The badge is an NHS logo superimposed on the rainbow pride flag and can be worn on lanyards or uniforms. They promote a message of inclusion and are a sign that the wearer is someone you can talk to about issues of sexuality and gender identity.
When staff sign up to wear the badge they are provided with information about the challenges people who identify as LGBT+ can face accessing healthcare and what they can do to support them.
The hospital has also created a toolkit to support and encourage other NHS organisations to implement the scheme. More than 100 clinical commissioning groups, GP surgeries and hospitals from across the country have already expressed an interest in rolling it out.
Health and Social Care Secretary Matt Hancock said, “Every patient and everyone who works in the NHS should feel welcomed by the NHS, regardless of their gender identity, race or sexual orientation.
“I love wearing my rainbow badge and I wear it with pride. I’m delighted to see Evelina London rolling out this fantastic initiative, to ensure no one feels alone or faces prejudice.”
Dr Ranj said, “Young LGBT+ people face greater and more complex challenges than their peers, including in healthcare. As health professionals we have a duty to ensure their wellbeing is paramount in all areas of their lives, so we need to create an environment where they can feel comfortable, valued and secure, especially when they need help.
“Small gestures like this mean so much to those that really need it the most, and I am beyond proud to be part of something that progresses the culture and values of the Trust. Now let’s do it across the whole NHS!”
The NHS rainbow badge initiative is supported by the Guy’s and St Thomas’ Charity, which provides funding for projects across Guy’s and St Thomas’.
Dr Michael Farquhar, NHS rainbow badge initiative lead and sleep consultant at Evelina London, said, “Despite improving social attitudes in the UK, LGBT+ people can still face significant barriers to accessing healthcare and this can have a detrimental impact on physical and mental health
“Wearing a NHS rainbow badge is a way for our staff to show that Evelina London is an open, non-judgemental and inclusive place for children, young people and their families who identify as LGBT+ and that we are here for them in every way.
“It was really important to us that the badge is meaningful, which is why when staff sign up to wear one they are provided with information about LGBT+ health inequalities and ways that they can help to tackle them.
“The initiative has already led to many extremely positive conversations between our staff and patients. We really hope that our toolkit will encourage other NHS organisations to introduce rainbow badges as they can play a valuable part in reducing stigma and inequality.”
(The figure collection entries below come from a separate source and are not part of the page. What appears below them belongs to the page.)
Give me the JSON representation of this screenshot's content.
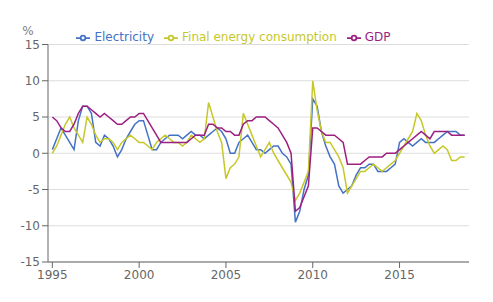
{
  "chart_data": {
    "type": "line",
    "ylabel": "%",
    "x": [
      1995.0,
      1995.25,
      1995.5,
      1995.75,
      1996.0,
      1996.25,
      1996.5,
      1996.75,
      1997.0,
      1997.25,
      1997.5,
      1997.75,
      1998.0,
      1998.25,
      1998.5,
      1998.75,
      1999.0,
      1999.25,
      1999.5,
      1999.75,
      2000.0,
      2000.25,
      2000.5,
      2000.75,
      2001.0,
      2001.25,
      2001.5,
      2001.75,
      2002.0,
      2002.25,
      2002.5,
      2002.75,
      2003.0,
      2003.25,
      2003.5,
      2003.75,
      2004.0,
      2004.25,
      2004.5,
      2004.75,
      2005.0,
      2005.25,
      2005.5,
      2005.75,
      2006.0,
      2006.25,
      2006.5,
      2006.75,
      2007.0,
      2007.25,
      2007.5,
      2007.75,
      2008.0,
      2008.25,
      2008.5,
      2008.75,
      2009.0,
      2009.25,
      2009.5,
      2009.75,
      2010.0,
      2010.25,
      2010.5,
      2010.75,
      2011.0,
      2011.25,
      2011.5,
      2011.75,
      2012.0,
      2012.25,
      2012.5,
      2012.75,
      2013.0,
      2013.25,
      2013.5,
      2013.75,
      2014.0,
      2014.25,
      2014.5,
      2014.75,
      2015.0,
      2015.25,
      2015.5,
      2015.75,
      2016.0,
      2016.25,
      2016.5,
      2016.75,
      2017.0,
      2017.25,
      2017.5,
      2017.75,
      2018.0,
      2018.25,
      2018.5,
      2018.75
    ],
    "series": [
      {
        "name": "Electricity",
        "color": "#4472c4",
        "values": [
          0.5,
          2.0,
          3.5,
          2.5,
          1.5,
          0.5,
          4.5,
          6.5,
          6.5,
          5.5,
          1.5,
          1.0,
          2.5,
          2.0,
          1.0,
          -0.5,
          0.5,
          2.0,
          3.0,
          4.0,
          4.5,
          4.5,
          2.5,
          0.5,
          0.5,
          1.5,
          2.0,
          2.5,
          2.5,
          2.5,
          2.0,
          2.5,
          3.0,
          2.5,
          2.5,
          2.0,
          2.5,
          3.0,
          3.5,
          3.0,
          2.0,
          0.0,
          0.0,
          1.5,
          2.0,
          2.5,
          1.5,
          0.5,
          0.5,
          0.0,
          0.5,
          1.0,
          1.0,
          0.0,
          -0.5,
          -1.5,
          -9.5,
          -8.0,
          -5.0,
          -3.0,
          7.5,
          6.5,
          3.0,
          1.0,
          -0.5,
          -1.5,
          -4.5,
          -5.5,
          -5.0,
          -4.5,
          -3.0,
          -2.0,
          -2.0,
          -1.5,
          -1.5,
          -2.5,
          -2.5,
          -2.5,
          -2.0,
          -1.5,
          1.5,
          2.0,
          1.5,
          1.0,
          1.5,
          2.0,
          1.5,
          1.5,
          1.5,
          2.0,
          2.5,
          3.0,
          3.0,
          3.0,
          2.5,
          2.5
        ]
      },
      {
        "name": "Final energy consumption",
        "color": "#c6c829",
        "values": [
          0.0,
          1.0,
          2.5,
          4.0,
          5.0,
          3.5,
          2.5,
          1.5,
          5.0,
          4.0,
          2.5,
          1.5,
          2.0,
          2.0,
          1.5,
          0.5,
          1.5,
          2.0,
          2.5,
          2.0,
          1.5,
          1.5,
          1.0,
          0.5,
          1.5,
          2.0,
          2.5,
          2.0,
          1.5,
          1.5,
          1.0,
          1.5,
          2.5,
          2.0,
          1.5,
          2.0,
          7.0,
          5.0,
          3.0,
          1.5,
          -3.5,
          -2.0,
          -1.5,
          -0.5,
          5.5,
          4.0,
          2.5,
          1.0,
          -0.5,
          0.5,
          1.5,
          0.0,
          -1.0,
          -2.0,
          -3.0,
          -4.0,
          -6.5,
          -5.5,
          -4.0,
          -2.5,
          10.0,
          6.0,
          3.0,
          1.5,
          1.5,
          0.5,
          -0.5,
          -2.0,
          -5.5,
          -4.5,
          -3.5,
          -2.5,
          -2.5,
          -2.0,
          -1.5,
          -2.0,
          -2.5,
          -2.0,
          -1.5,
          -1.0,
          0.0,
          1.0,
          2.0,
          3.0,
          5.5,
          4.5,
          2.5,
          1.0,
          0.0,
          0.5,
          1.0,
          0.5,
          -1.0,
          -1.0,
          -0.5,
          -0.5
        ]
      },
      {
        "name": "GDP",
        "color": "#9c1f82",
        "values": [
          5.0,
          4.5,
          3.5,
          3.0,
          3.0,
          4.0,
          5.5,
          6.5,
          6.5,
          6.0,
          5.5,
          5.0,
          5.5,
          5.0,
          4.5,
          4.0,
          4.0,
          4.5,
          5.0,
          5.0,
          5.5,
          5.5,
          4.5,
          3.5,
          2.5,
          1.5,
          1.5,
          1.5,
          1.5,
          1.5,
          1.5,
          1.5,
          2.0,
          2.5,
          2.5,
          2.5,
          4.0,
          4.0,
          3.5,
          3.5,
          3.0,
          3.0,
          2.5,
          2.5,
          4.0,
          4.5,
          4.5,
          5.0,
          5.0,
          5.0,
          4.5,
          4.0,
          3.5,
          2.5,
          1.5,
          0.0,
          -8.0,
          -7.5,
          -6.0,
          -4.5,
          3.5,
          3.5,
          3.0,
          2.5,
          2.5,
          2.5,
          2.0,
          1.5,
          -1.5,
          -1.5,
          -1.5,
          -1.5,
          -1.0,
          -0.5,
          -0.5,
          -0.5,
          -0.5,
          0.0,
          0.0,
          0.0,
          0.5,
          1.0,
          1.5,
          2.0,
          2.5,
          3.0,
          2.5,
          2.0,
          3.0,
          3.0,
          3.0,
          3.0,
          2.5,
          2.5,
          2.5,
          2.5
        ]
      }
    ],
    "xlim": [
      1994.75,
      2019.0
    ],
    "xticks": [
      1995,
      2000,
      2005,
      2010,
      2015
    ],
    "ylim": [
      -15,
      15
    ],
    "yticks": [
      -15,
      -10,
      -5,
      0,
      5,
      10,
      15
    ],
    "grid": "y",
    "legend": "top"
  }
}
Since the scheme launched almost a third (32%) of Evelina London staff have signed up to wear the badge. A target of 25% was set to combat the Stonewall statistic that almost a quarter of NHS staff have heard their colleagues make a negative remark about LGBT+ people.
Jayne King, head of security and co-chair of the LGBT+ forum at Guy’s and St Thomas’ NHS Foundation Trust, said, “Equality for both our staff and patients is extremely important to us and the NHS rainbow badge initiative demonstrates our support for the LGBT+ community and our ongoing commitment to promoting inclusion and celebrating diversity.
“NHS staff are in the perfect position to be advocates and supporters for LGBT+ people. Increased awareness of the issues LGBT+ people face when accessing healthcare can make a significant difference to their experiences, and, in turn their physical and mental health.”